During the lecture about the his success as said experiment he discovers the doctors video recorded his early testing. 

'[he] had never known that [his] early performances and tests... were filmed.  There [he] was... confused and open-mouthed as [he] tried to run the maze... Each time [he failed, his] expression changed to an absurd wide-eyed stare, then that foolish smile again.'

Each time it happened the audience roared with laughter.  Race after race it was repeated and each time they found it funnier and funnier than before.  Charlie sits there, on the stage, watching these brilliant minds from around the globe laughing so freely at his expense and gets the urge to suddenly release the precious Algernon from his cage.  Without realizing it, he flips the lock and lets his comrade loose.  Pandemonium erupts in the lecture hall as everyone scrambles to catch the intelligent rodent.  Charlie uses it to make his own escape, Algernon tucked safely in his pocket. 

Away from the laboratory Charlie uses the chance to try to contact his family.  He can recognize them but has to remind himself that they wouldn't possibly recognize him after 15 years. 
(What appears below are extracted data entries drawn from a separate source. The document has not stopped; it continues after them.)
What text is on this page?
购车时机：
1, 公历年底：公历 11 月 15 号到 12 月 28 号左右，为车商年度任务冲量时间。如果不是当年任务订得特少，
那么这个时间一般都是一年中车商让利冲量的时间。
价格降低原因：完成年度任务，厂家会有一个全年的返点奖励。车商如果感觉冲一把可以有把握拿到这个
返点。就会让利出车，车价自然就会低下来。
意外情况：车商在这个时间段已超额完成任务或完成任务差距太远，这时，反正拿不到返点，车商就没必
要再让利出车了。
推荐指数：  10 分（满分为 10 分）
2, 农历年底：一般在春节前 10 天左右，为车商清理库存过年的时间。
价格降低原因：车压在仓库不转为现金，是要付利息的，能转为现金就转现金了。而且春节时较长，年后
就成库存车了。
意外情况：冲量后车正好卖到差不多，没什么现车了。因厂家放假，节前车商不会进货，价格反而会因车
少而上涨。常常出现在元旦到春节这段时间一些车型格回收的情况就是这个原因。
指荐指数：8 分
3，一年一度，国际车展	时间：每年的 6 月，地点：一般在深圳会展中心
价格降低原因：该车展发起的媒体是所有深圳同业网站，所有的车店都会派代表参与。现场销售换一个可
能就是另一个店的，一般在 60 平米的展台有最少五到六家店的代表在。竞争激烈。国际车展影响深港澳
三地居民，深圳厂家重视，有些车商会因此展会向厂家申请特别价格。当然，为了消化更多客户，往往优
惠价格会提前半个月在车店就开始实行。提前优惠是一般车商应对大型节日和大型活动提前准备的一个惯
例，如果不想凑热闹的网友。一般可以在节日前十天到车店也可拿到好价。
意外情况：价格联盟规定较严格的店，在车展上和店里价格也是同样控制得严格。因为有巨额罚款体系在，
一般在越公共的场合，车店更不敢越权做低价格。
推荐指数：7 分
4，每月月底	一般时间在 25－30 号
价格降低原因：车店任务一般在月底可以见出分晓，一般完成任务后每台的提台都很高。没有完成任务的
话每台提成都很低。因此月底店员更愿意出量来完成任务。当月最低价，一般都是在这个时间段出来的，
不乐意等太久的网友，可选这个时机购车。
He begins to see the paradox within him; the smarts, but really no life experience, no practice making and keeping relationships.  He reaches out anyway.  Bittersweet memories of home are closely examined without the haze of his retardation influencing every recalled image.  He cannot stay away.  He fears he may never get another chance.  Navigating these unfamiliar areas of human interaction is difficult as Charlie tries to reclaim something he hadn't known he'd lacked; love.
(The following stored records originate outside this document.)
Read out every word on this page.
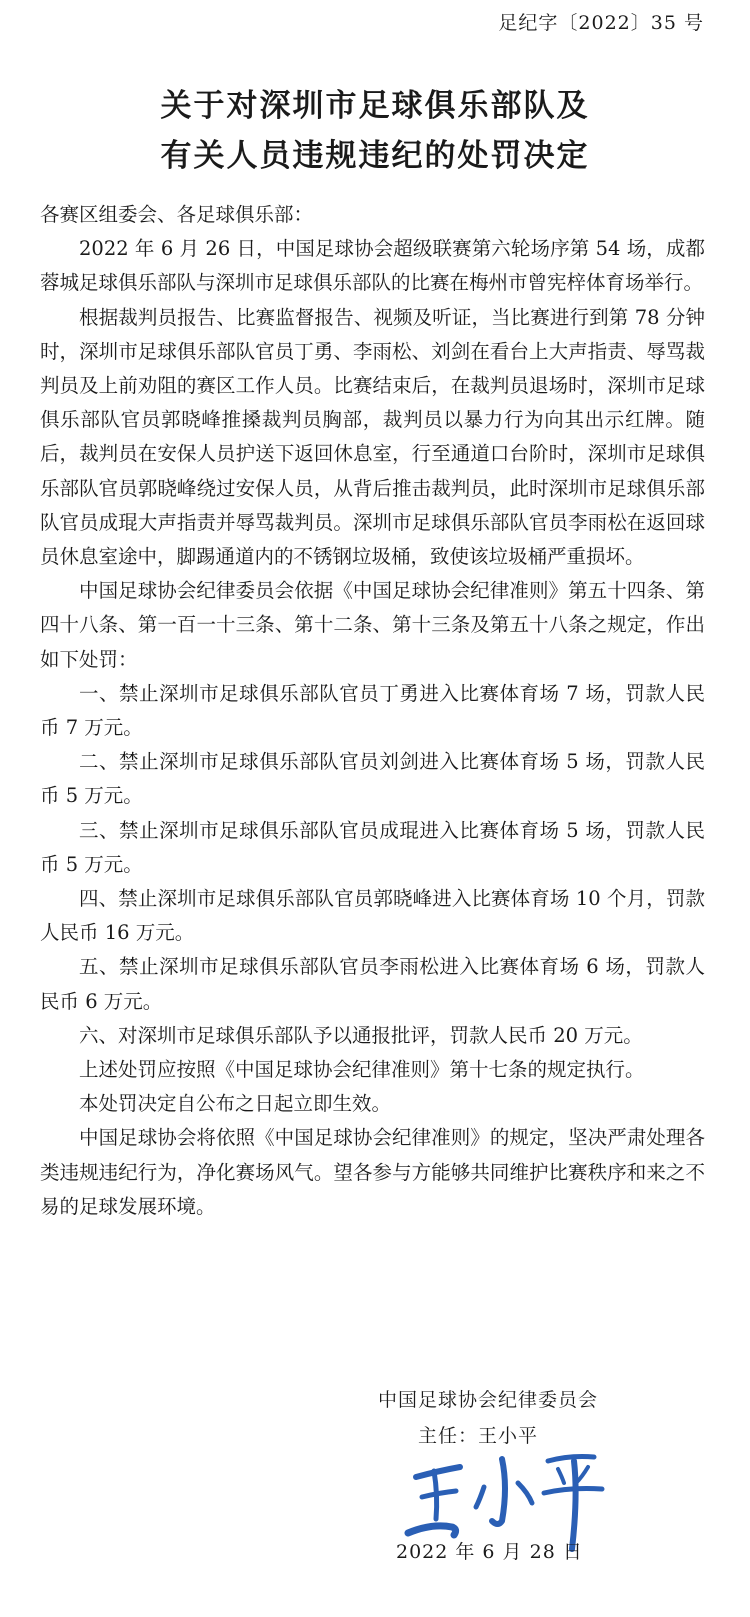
足纪字〔2022〕35 号
关于对深圳市足球俱乐部队及
有关人员违规违纪的处罚决定

各赛区组委会、各足球俱乐部：

2022 年 6 月 26 日，中国足球协会超级联赛第六轮场序第 54 场，成都蓉城足球俱乐部队与深圳市足球俱乐部队的比赛在梅州市曾宪梓体育场举行。

根据裁判员报告、比赛监督报告、视频及听证，当比赛进行到第 78 分钟时，深圳市足球俱乐部队官员丁勇、李雨松、刘剑在看台上大声指责、辱骂裁判员及上前劝阻的赛区工作人员。比赛结束后，在裁判员退场时，深圳市足球俱乐部队官员郭晓峰推搡裁判员胸部，裁判员以暴力行为向其出示红牌。随后，裁判员在安保人员护送下返回休息室，行至通道口台阶时，深圳市足球俱乐部队官员郭晓峰绕过安保人员，从背后推击裁判员，此时深圳市足球俱乐部队官员成琨大声指责并辱骂裁判员。深圳市足球俱乐部队官员李雨松在返回球员休息室途中，脚踢通道内的不锈钢垃圾桶，致使该垃圾桶严重损坏。

中国足球协会纪律委员会依据《中国足球协会纪律准则》第五十四条、第四十八条、第一百一十三条、第十二条、第十三条及第五十八条之规定，作出如下处罚：

一、禁止深圳市足球俱乐部队官员丁勇进入比赛体育场 7 场，罚款人民币 7 万元。

二、禁止深圳市足球俱乐部队官员刘剑进入比赛体育场 5 场，罚款人民币 5 万元。

三、禁止深圳市足球俱乐部队官员成琨进入比赛体育场 5 场，罚款人民币 5 万元。

四、禁止深圳市足球俱乐部队官员郭晓峰进入比赛体育场 10 个月，罚款人民币 16 万元。

五、禁止深圳市足球俱乐部队官员李雨松进入比赛体育场 6 场，罚款人民币 6 万元。

六、对深圳市足球俱乐部队予以通报批评，罚款人民币 20 万元。

上述处罚应按照《中国足球协会纪律准则》第十七条的规定执行。

本处罚决定自公布之日起立即生效。

中国足球协会将依照《中国足球协会纪律准则》的规定，坚决严肃处理各类违规违纪行为，净化赛场风气。望各参与方能够共同维护比赛秩序和来之不易的足球发展环境。

中国足球协会纪律委员会
主任：王小平
2022 年 6 月 28 日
Keenly aware of this imbalance inside him he can't help but continue to challenge the doctors.  He knows something they don't but they don't like to listen, and he can't express himself properly without anger and frustration.  Charlie is both too smart for his own good, but utterly lacking at the same time.  He admits they've taken care of him.  He has his own place, a small salary, but he is all too aware of what else they've neglected.

'"Everything but treat me as a human being.  You've boasted... that I was nothing before the experiment... Because if I was nothing, then you were responsible for creating me, and that makes you my lord and master.  You resent the fact that I don't show my gratitude every hour of the day... I am grateful.  But what you did for me - wonderful as it is - doesn't give you the right to treat me like an experimental animal.  I'm an individual now, and so was Charlie before he ever walked into that lab... suddenly we discover that I was always a person... and that challenges your belief that someone with an IQ of less than 100 doesn't deserve consideration."'

After that it isn't long before Charlie is done with the experiment.  He sees what's happening to Algernon and doesn't want to end up the same way. 

'"No more tests.  I don't want to take any more tests... Not just for today.  I'm not coming back here any more... I've done enough.  I want to be left alone now."'

They try to persuade him to stay, to see it through.  After all, their PhD's are riding on it.  But through it all Charlie's learned one very important thing; the preciousness of time and the comfort of others.

This book takes the reader through the hard-to-understand levels of academia with ease and peels back these intellectual layers to expose the raw, human truth behind scientific breakthroughs, proving we all have the need for human connection.